What is the D-Wave quantum computer used for?

D-Wave uses quantum annealing, a specialised form of quantum computation optimised for combinatorial optimisation problems. Real-world use cases include traffic flow routing (Volkswagen), satellite image classification (NASA/Google), and supply chain scheduling. It is not a gate-model quantum computer and cannot run algorithms like Shor’s or Grover’s.

Conclusion

  1. Quantum computers use qubits, superposition, entanglement, and interference, not just faster transistors, to solve fundamentally different problem classes than classical hardware.
  2. The three dominant qubit technologies are superconducting qubits (IBM, Google), trapped ion qubits (IonQ, Quantinuum), and photonic qubits (PsiQuantum, Xanadu), each with distinct speed/accuracy trade-offs.
  3. We are in the NISQ era, machines are powerful enough for research but too noisy for production-grade fault-tolerant algorithms.
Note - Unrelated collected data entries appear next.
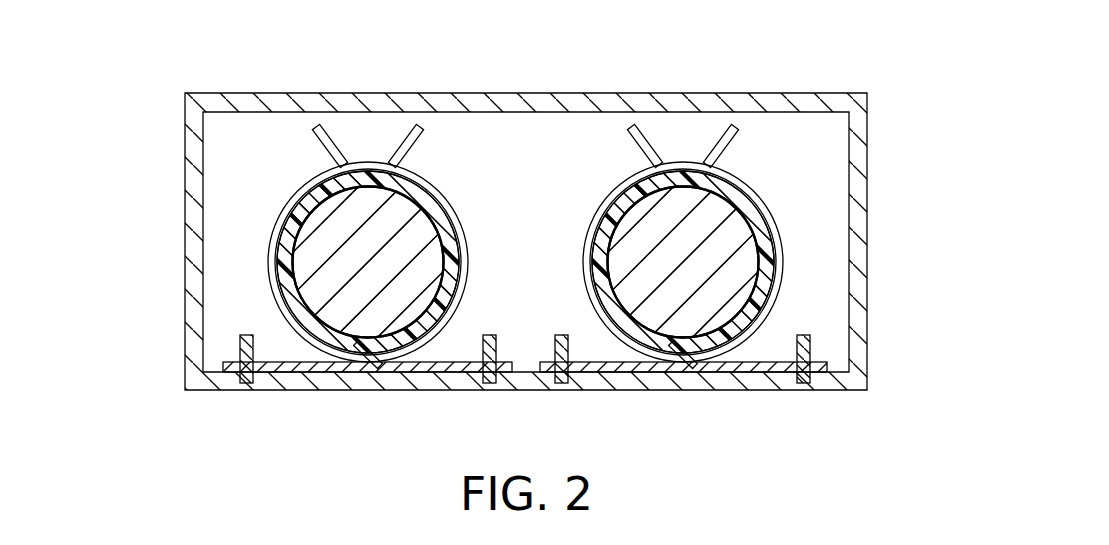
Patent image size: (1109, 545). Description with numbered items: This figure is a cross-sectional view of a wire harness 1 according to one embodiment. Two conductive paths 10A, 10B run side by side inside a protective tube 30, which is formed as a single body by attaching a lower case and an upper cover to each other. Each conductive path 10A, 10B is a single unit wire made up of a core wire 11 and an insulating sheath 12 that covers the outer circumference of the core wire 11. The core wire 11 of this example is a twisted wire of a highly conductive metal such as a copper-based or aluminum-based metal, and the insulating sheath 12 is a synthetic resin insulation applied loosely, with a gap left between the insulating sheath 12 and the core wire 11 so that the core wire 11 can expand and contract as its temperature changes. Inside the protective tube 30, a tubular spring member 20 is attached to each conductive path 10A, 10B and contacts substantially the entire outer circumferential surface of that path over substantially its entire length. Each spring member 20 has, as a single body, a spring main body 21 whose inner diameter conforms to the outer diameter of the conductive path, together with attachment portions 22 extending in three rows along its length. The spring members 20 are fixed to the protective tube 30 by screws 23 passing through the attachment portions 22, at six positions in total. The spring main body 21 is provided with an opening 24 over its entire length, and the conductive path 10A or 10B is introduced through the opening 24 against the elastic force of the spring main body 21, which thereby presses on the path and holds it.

The wire harness 1 is at (526, 224).
The conductive path 10A is at (132, 213).
The conductive path 10B is at (918, 282).
The core wire 11 is at (307, 260).
The insulating sheath 12 is at (290, 227).
The spring member 20 is at (522, 244).
The spring main body 21 is at (447, 182).
The attachment portion 22 is at (296, 368).
The screw 23 is at (242, 342).
The opening 24 is at (378, 166).
The protective tube 30 is at (503, 100).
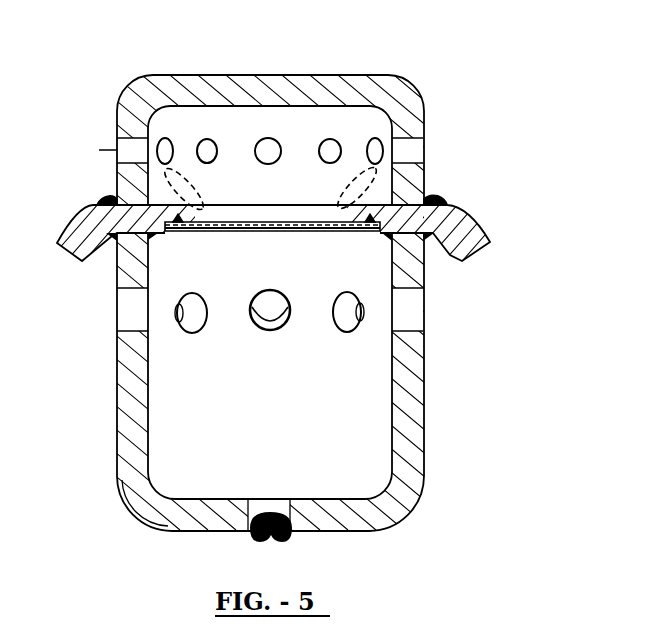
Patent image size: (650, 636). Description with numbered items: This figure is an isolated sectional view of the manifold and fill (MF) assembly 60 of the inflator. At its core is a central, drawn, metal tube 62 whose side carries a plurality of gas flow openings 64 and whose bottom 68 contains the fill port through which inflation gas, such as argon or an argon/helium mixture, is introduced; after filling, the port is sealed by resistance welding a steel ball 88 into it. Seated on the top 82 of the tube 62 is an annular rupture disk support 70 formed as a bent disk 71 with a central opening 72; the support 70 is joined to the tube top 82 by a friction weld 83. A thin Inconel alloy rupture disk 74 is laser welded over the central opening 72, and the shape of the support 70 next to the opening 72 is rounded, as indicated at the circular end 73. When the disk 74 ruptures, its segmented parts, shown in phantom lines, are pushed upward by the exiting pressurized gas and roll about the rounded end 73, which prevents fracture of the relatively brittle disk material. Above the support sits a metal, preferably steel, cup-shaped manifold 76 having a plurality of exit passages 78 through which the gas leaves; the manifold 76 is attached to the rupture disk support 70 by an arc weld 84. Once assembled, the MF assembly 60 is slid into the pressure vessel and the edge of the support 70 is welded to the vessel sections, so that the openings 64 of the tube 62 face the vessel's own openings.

The manifold and fill (MF) assembly 60 is at (420, 88).
The central drawn metal tube 62 is at (420, 414).
The gas flow openings 64 is at (147, 322).
The tube bottom 68 is at (358, 517).
The annular rupture disk support 70 is at (470, 207).
The bent disk 71 is at (480, 229).
The central opening 72 is at (245, 206).
The rounded end of support 73 is at (345, 211).
The rupture disk 74 is at (213, 257).
The cup-shaped manifold 76 is at (140, 72).
The exit passages 78 is at (373, 138).
The tube top 82 is at (133, 252).
The friction weld 83 is at (113, 238).
The arc weld 84 is at (99, 199).
The steel ball 88 is at (250, 536).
Full error correction is 10–20 years away.
  4. Near-term, highest-value applications are quantum simulation (drug/materials discovery), optimisation (logistics, finance), and cryptography (both attack and defence).
  5. IBM Qiskit and the IBM Q Experience are the most accessible entry points for students and researchers wanting to write and run real quantum programs today.
  6. Quantum computing doesn’t replace classical computing, it augments it. Hybrid quantum-classical workflows will define the near-term deployment paradigm.
  7. Post-quantum cryptography standards (NIST 2024) should be on every security team’s radar now, regardless of when fault-tolerant quantum computers arrive.